View Full Version : Lucas jokes

08-20-2002, 05:41 PM
These came in over an email list I was on.

The Lucas motto: "Get home before dark."

Lucas denies having invented darkness. But, they still claim "sudden, unexpected darkness"

Lucas -- inventor of the first intermittent wiper.

Lucas -- inventor of the self-dimming headlamp.

The three position lucas switch -- Dim, Flicker and Off. Or alternately, smoke, smolder, and ignite.

The original anti-theft devices -- Lucas Electric products.

"I've had a lucas pacemaker for years, and I have never had a prob..."

If Lucas made guns; wars wouldn't start either.

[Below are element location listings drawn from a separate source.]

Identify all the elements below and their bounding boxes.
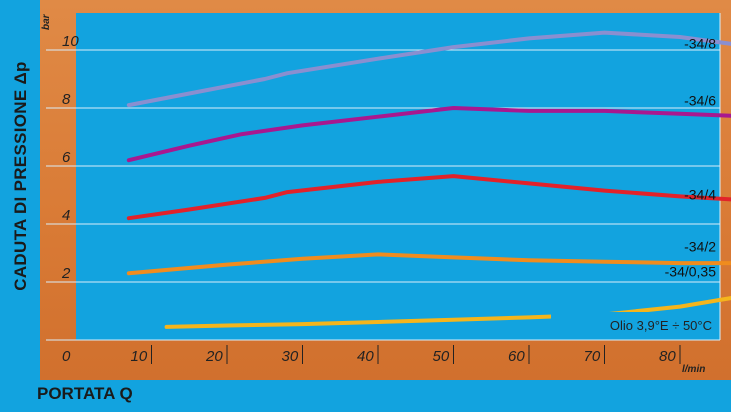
y-unit-label: bar <box>41 13 52 30</box>
annotation-box <box>551 312 717 336</box>
x-axis-label-band: PORTATA Q <box>0 380 731 412</box>
x-tick-label: 10 <box>131 348 148 365</box>
x-tick-label: 80 <box>659 348 676 365</box>
series-line-2 <box>126 174 731 221</box>
x-tick-label: 40 <box>357 348 374 365</box>
y-tick-label: 8 <box>62 91 71 108</box>
series-line-3 <box>126 252 731 276</box>
x-tick-label: 30 <box>282 348 299 365</box>
axis-ticks: 2468100102030405060708090 <box>61 33 681 365</box>
series-line-1 <box>126 106 731 163</box>
series-line-0 <box>126 30 731 108</box>
plot-background <box>76 13 720 340</box>
oil-annotation: Olio 3,9°E ÷ 50°C <box>610 318 712 333</box>
y-tick-label: 4 <box>62 207 70 224</box>
grid-lines <box>46 13 721 341</box>
series-label-2: -34/4 <box>684 187 716 203</box>
x-tick-label: 70 <box>584 348 601 365</box>
series-label-1: -34/6 <box>684 92 716 108</box>
x-tick-label: 0 <box>62 348 71 365</box>
series-label-4: -34/0,35 <box>665 263 717 279</box>
series-lines <box>126 30 731 329</box>
series-line-4 <box>164 296 731 329</box>
y-tick-label: 10 <box>62 33 79 50</box>
y-tick-label: 6 <box>62 149 71 166</box>
y-axis-label-band: CADUTA DI PRESSIONE Δp <box>0 0 40 380</box>
x-tick-label: 60 <box>508 348 525 365</box>
x-tick-label: 20 <box>205 348 223 365</box>
x-tick-label: 50 <box>433 348 450 365</box>
x-unit-label: l/min <box>682 364 705 375</box>
chart-plot: 2468100102030405060708090 -34/8-34/6-34/… <box>41 13 731 375</box>
y-tick-label: 2 <box>61 265 71 282</box>
series-label-0: -34/8 <box>684 36 716 52</box>
series-label-3: -34/2 <box>684 239 716 255</box>
series-labels: -34/8 -34/6 -34/4 -34/2 -34/0,35 <box>665 36 717 280</box>
x-axis-label: PORTATA Q <box>37 384 133 403</box>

Did you hear about the Lucas powered torpedo? It sank.

It's not true that Lucas in 1947, tried to get Parliment to repeal Ohm's Law. The withdrew thier efforts when they met too much resistance.

Did you hear the one about the guy that peeked into the Land Rover and asked the owner "How can you tell one switch from another at night since they all look alike? He replied, "It doesn't matter which one you use, nothing happens."

Back in the '70's Lucas decided to diversify its product line and began making vacuum cleaners. It was only product that didn't suck.

Quality Assurance phoned and advised the engineering guy that they had trouble with his design shorting out. So he made the wires longer.

Why do the English drink warm beer? Because Lucas made the refrigerators, as well.

Alexander Graham Bell invented the telephone.
Thomas Edison invented the lightbulb.
Joseph Lucas invented the Short Circuit.

Recomended procedure before taking on a repair of Lucas equipment: check the position of the stars, kill a chicken and walk three times sunwise around your car chanting: "Oh mighty Prince of Darkness, protect your unworthy servant."

Lucas systems actually use AC current; it just has a random frequency.